Sfidò anche – e non solo in patria – influenti leader del suo stesso campo. L’irriducibile Eric Honecker aveva preso le distanze dal corso della perestrojka in modo spettacolare e, con un famigerato gesto, aveva approvato la strage sulla piazza Tien-an-men. Al cospetto delle manifestazioni oceaniche di Dresda e Lipsia, davanti all’esodo di massa dei tedeschi orientali e all’ormai imminente sollevazione popolare, chiese con una grande insistenza il permesso sovietico per usare le truppe contro i dimostranti, nonché di poter contare sull’appoggio militare dell’Urss per stroncare la sollevazione popolare. Durante la visita a Berlino Est, il 6 e 7 ottobre 1989, Gorbaciov ammonì Honecker che «la vita avrebbe punito i ritardatari» e gli comunicò che l’esercito sovietico non sarebbe intervenuto per aiutare il regime, come aveva fatto nel 1953. Le truppe sovietiche ricevettero l’ordine di astenersi da qualsiasi azione repressiva contro i dimostranti.

Si possono avere pareri differenti ed anche fortemente scettici sull’opera complessiva di Gorbaciov e sull’illusorietà della sua riforma del comunismo per linee interne. Non gli si può negare, invece, il merito enorme di aver riformato la politica estera sovietica quando questo mutamento risultava tutt’altro che scontato. Se il presidente dell’Urss avesse agito diversamente, il governo di Honecker non avrebbe esitato di organizzare una nuova Tien-an-men nel cuore dell’Europa, prolungando così al prezzo di migliaia di vite umane l’agonia del blocco sovietico. L’averlo evitato vale a Gorbaciov un posto nel Pantheon dei maggiori statisti del secolo.

Una delle principali lezioni da trarre dalla riunificazione tedesca è, dunque, l’importanza di leadership in possesso di una chiara visione dell’interesse nazionale, nonché della volontà di risolvere i problemi in modi pacifici, consensuali e democratici.
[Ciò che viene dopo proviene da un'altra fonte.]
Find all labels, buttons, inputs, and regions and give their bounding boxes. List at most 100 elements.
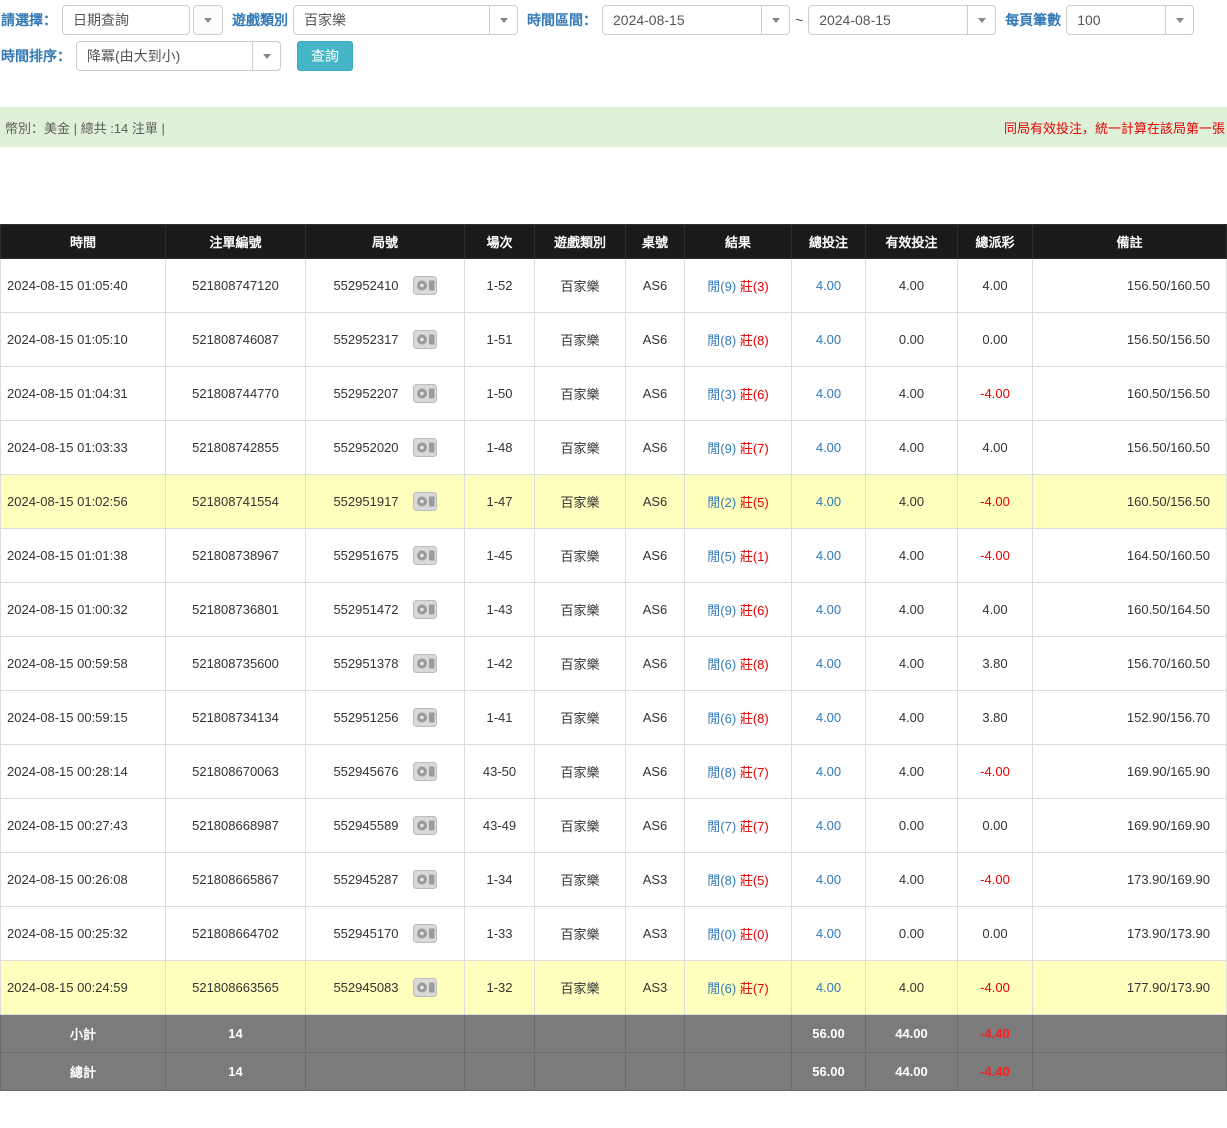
- summary-valid-bet: 44.00: [866, 1053, 958, 1091]
- video-replay-icon[interactable]: [413, 924, 437, 943]
- cell-note: 156.50/160.50: [1033, 421, 1227, 475]
- video-replay-icon[interactable]: [413, 708, 437, 727]
- cell-payout: 4.00: [958, 421, 1033, 475]
- video-replay-icon[interactable]: [413, 870, 437, 889]
- table-row[interactable]: 2024-08-15 01:05:10521808746087552952317…: [1, 313, 1227, 367]
- table-row[interactable]: 2024-08-15 00:24:59521808663565552945083…: [1, 961, 1227, 1015]
- chevron-down-icon[interactable]: [967, 6, 995, 34]
- chevron-down-icon[interactable]: [193, 5, 223, 35]
- player-result: 閒(0): [707, 927, 736, 942]
- page-size-select[interactable]: 100: [1066, 5, 1194, 35]
- cell-note: 169.90/169.90: [1033, 799, 1227, 853]
- table-row[interactable]: 2024-08-15 00:28:14521808670063552945676…: [1, 745, 1227, 799]
- cell-total-bet[interactable]: 4.00: [792, 259, 866, 313]
- cell-total-bet[interactable]: 4.00: [792, 745, 866, 799]
- table-row[interactable]: 2024-08-15 00:25:32521808664702552945170…: [1, 907, 1227, 961]
- cell-total-bet[interactable]: 4.00: [792, 637, 866, 691]
- table-row[interactable]: 2024-08-15 01:02:56521808741554552951917…: [1, 475, 1227, 529]
- date-from-select[interactable]: 2024-08-15: [602, 5, 790, 35]
- summary-bar: 幣別：美金 | 總共 :14 注單 | 同局有效投注，統一計算在該局第一張: [0, 107, 1227, 147]
- video-replay-icon[interactable]: [413, 438, 437, 457]
- table-row[interactable]: 2024-08-15 01:00:32521808736801552951472…: [1, 583, 1227, 637]
- chevron-down-icon[interactable]: [761, 6, 789, 34]
- column-header: 遊戲類別: [535, 225, 626, 259]
- valid-bet-notice-text: 同局有效投注，統一計算在該局第一張: [1004, 118, 1225, 137]
- video-replay-icon[interactable]: [413, 654, 437, 673]
- cell-total-bet[interactable]: 4.00: [792, 961, 866, 1015]
- query-type-value[interactable]: 日期查詢: [62, 5, 190, 35]
- cell-total-bet[interactable]: 4.00: [792, 799, 866, 853]
- filter-bar: 請選擇： 日期查詢 遊戲類別 百家樂 時間區間： 2024-08-15 ~ 20…: [0, 0, 1227, 74]
- cell-total-bet[interactable]: 4.00: [792, 907, 866, 961]
- cell-result: 閒(0) 莊(0): [685, 907, 792, 961]
- player-result: 閒(6): [707, 657, 736, 672]
- table-header: 時間注單編號局號場次遊戲類別桌號結果總投注有效投注總派彩備註: [1, 225, 1227, 259]
- video-replay-icon[interactable]: [413, 816, 437, 835]
- video-replay-icon[interactable]: [413, 384, 437, 403]
- cell-total-bet[interactable]: 4.00: [792, 475, 866, 529]
- video-replay-icon[interactable]: [413, 600, 437, 619]
- cell-total-bet[interactable]: 4.00: [792, 853, 866, 907]
- video-replay-icon[interactable]: [413, 330, 437, 349]
- bet-records-table: 時間注單編號局號場次遊戲類別桌號結果總投注有效投注總派彩備註 2024-08-1…: [0, 224, 1227, 1091]
- video-replay-icon[interactable]: [413, 978, 437, 997]
- table-row[interactable]: 2024-08-15 01:04:31521808744770552952207…: [1, 367, 1227, 421]
- table-row[interactable]: 2024-08-15 00:59:58521808735600552951378…: [1, 637, 1227, 691]
- sort-select[interactable]: 降冪(由大到小): [76, 41, 281, 71]
- table-row[interactable]: 2024-08-15 00:27:43521808668987552945589…: [1, 799, 1227, 853]
- cell-note: 160.50/156.50: [1033, 475, 1227, 529]
- cell-session: 1-34: [465, 853, 535, 907]
- cell-game-type: 百家樂: [535, 799, 626, 853]
- sort-label: 時間排序：: [1, 46, 71, 66]
- cell-result: 閒(6) 莊(7): [685, 961, 792, 1015]
- table-row[interactable]: 2024-08-15 01:03:33521808742855552952020…: [1, 421, 1227, 475]
- date-to-select[interactable]: 2024-08-15: [808, 5, 996, 35]
- player-result: 閒(6): [707, 711, 736, 726]
- query-button[interactable]: 查詢: [297, 41, 353, 71]
- cell-total-bet[interactable]: 4.00: [792, 583, 866, 637]
- page-size-value[interactable]: 100: [1067, 6, 1165, 34]
- video-replay-icon[interactable]: [413, 762, 437, 781]
- cell-total-bet[interactable]: 4.00: [792, 529, 866, 583]
- cell-session: 1-51: [465, 313, 535, 367]
- cell-total-bet[interactable]: 4.00: [792, 421, 866, 475]
- chevron-down-icon[interactable]: [252, 42, 280, 70]
- video-replay-icon[interactable]: [413, 546, 437, 565]
- cell-total-bet[interactable]: 4.00: [792, 367, 866, 421]
- table-row[interactable]: 2024-08-15 01:01:38521808738967552951675…: [1, 529, 1227, 583]
- round-id-text: 552951675: [333, 548, 398, 563]
- cell-game-type: 百家樂: [535, 259, 626, 313]
- cell-valid-bet: 0.00: [866, 313, 958, 367]
- video-replay-icon[interactable]: [413, 492, 437, 511]
- cell-valid-bet: 4.00: [866, 583, 958, 637]
- table-row[interactable]: 2024-08-15 00:26:08521808665867552945287…: [1, 853, 1227, 907]
- player-result: 閒(7): [707, 819, 736, 834]
- cell-session: 1-42: [465, 637, 535, 691]
- round-id-text: 552945083: [333, 980, 398, 995]
- game-type-value[interactable]: 百家樂: [294, 6, 489, 34]
- column-header: 有效投注: [866, 225, 958, 259]
- video-replay-icon[interactable]: [413, 276, 437, 295]
- table-row[interactable]: 2024-08-15 01:05:40521808747120552952410…: [1, 259, 1227, 313]
- cell-total-bet[interactable]: 4.00: [792, 313, 866, 367]
- cell-round-id: 552952410: [306, 259, 465, 313]
- game-type-select[interactable]: 百家樂: [293, 5, 518, 35]
- player-result: 閒(8): [707, 333, 736, 348]
- sort-value[interactable]: 降冪(由大到小): [77, 42, 252, 70]
- date-to-value[interactable]: 2024-08-15: [809, 6, 967, 34]
- cell-total-bet[interactable]: 4.00: [792, 691, 866, 745]
- round-id-text: 552951917: [333, 494, 398, 509]
- date-from-value[interactable]: 2024-08-15: [603, 6, 761, 34]
- chevron-down-icon[interactable]: [1165, 6, 1193, 34]
- query-type-select[interactable]: 日期查詢: [62, 5, 223, 35]
- table-row[interactable]: 2024-08-15 00:59:15521808734134552951256…: [1, 691, 1227, 745]
- cell-game-type: 百家樂: [535, 961, 626, 1015]
- player-result: 閒(2): [707, 495, 736, 510]
- chevron-down-icon[interactable]: [489, 6, 517, 34]
- cell-session: 1-48: [465, 421, 535, 475]
- banker-result: 莊(7): [740, 819, 769, 834]
- player-result: 閒(9): [707, 441, 736, 456]
- cell-bet-id: 521808742855: [166, 421, 306, 475]
- cell-game-type: 百家樂: [535, 853, 626, 907]
- cell-bet-id: 521808670063: [166, 745, 306, 799]
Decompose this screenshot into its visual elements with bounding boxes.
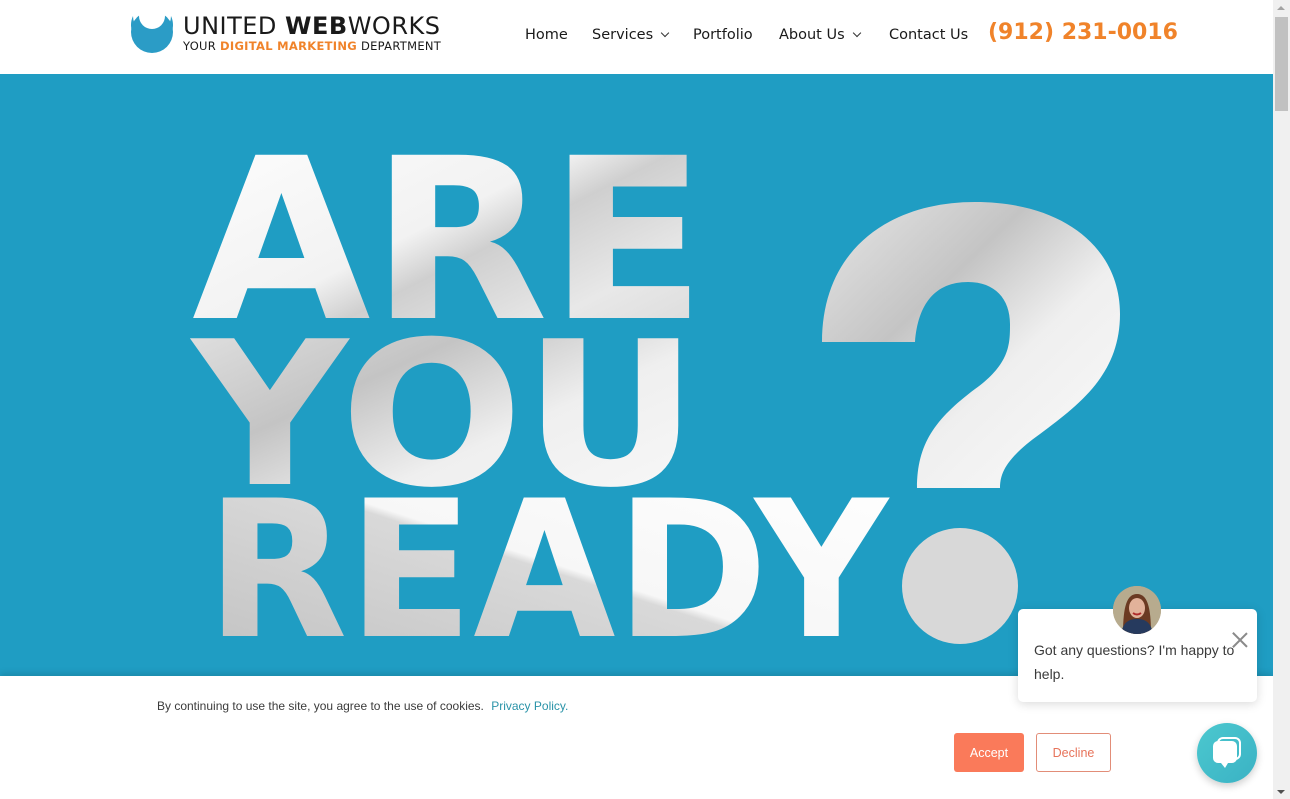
nav-about-us[interactable]: About Us bbox=[779, 27, 861, 43]
tagline-part: YOUR bbox=[183, 38, 221, 53]
logo[interactable]: UNITED WEBWORKS YOUR DIGITAL MARKETING D… bbox=[129, 3, 441, 58]
logo-title-bold: WEB bbox=[285, 11, 348, 40]
nav-label: Contact Us bbox=[889, 27, 969, 43]
cookie-message: By continuing to use the site, you agree… bbox=[157, 699, 568, 713]
logo-title-part: UNITED bbox=[183, 11, 286, 40]
scroll-down-arrow-icon[interactable] bbox=[1277, 790, 1285, 794]
nav-portfolio[interactable]: Portfolio bbox=[693, 27, 753, 43]
chat-greeting-text: Got any questions? I'm happy to help. bbox=[1034, 642, 1235, 682]
hero-banner: ARE YOU READY bbox=[0, 74, 1273, 678]
nav-label: Portfolio bbox=[693, 27, 753, 43]
cookie-message-text: By continuing to use the site, you agree… bbox=[157, 699, 484, 713]
chat-launcher-button[interactable] bbox=[1197, 723, 1257, 783]
nav-contact-us[interactable]: Contact Us bbox=[889, 27, 968, 43]
nav-label: Services bbox=[592, 27, 654, 43]
chevron-down-icon bbox=[852, 28, 861, 38]
logo-tagline: YOUR DIGITAL MARKETING DEPARTMENT bbox=[183, 38, 442, 53]
tagline-accent: DIGITAL MARKETING bbox=[220, 38, 357, 53]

Oggi che il mondo si trova al cospetto di un altro problema ereditato dalla guerra fredda – i tentativi del vertice della Repubblica popolare cinese di riappropriarsi dell’isola di Taiwan e la conseguente esplosione dell’indipendentismo taiwanese – questa lezione torna d’attualità. Nel suo ricco e informato articolo Jiang Yi-huah, professore dell’Università di Taiwan, descrive una manifestazione di protesta contro la minaccia cinese di usare la forza militare nel caso Taiwan avesse dichiarato l’indipendenza. Si è alla fine del febbraio 2004: una catena umana di oltre due milioni di persone, con il presidente Chen a capo, attraversa l’intera isola. A un’ora preordinata i dimostranti si sono voltati verso la Cina e hanno gridato «No!». Poi, si voltano verso l’interno dell’isola e gridano «Si!». I nazionalisti taiwanesi chiedono il riconoscimento internazionale di Taiwan come stato sovrano. Jiang Yi-huah analizza l’estrema complessità del problema dell’identità nazionale taiwanese, ma sottolinea che il numero degli abitanti dell’isola che si sentono cinesi diminuisce rapidamente, mentre quello dei «taiwanesi» aumenta costantemente. Una maggioranza crescente si esprime a favore dell’indipendenza piuttosto che della riunificazione anche se, realisticamente, di fronte alla prospettiva dell’uso della forza da parte della Cina preferisce lo status quo: un’indipendenza di fatto senza riconoscimento internazionale.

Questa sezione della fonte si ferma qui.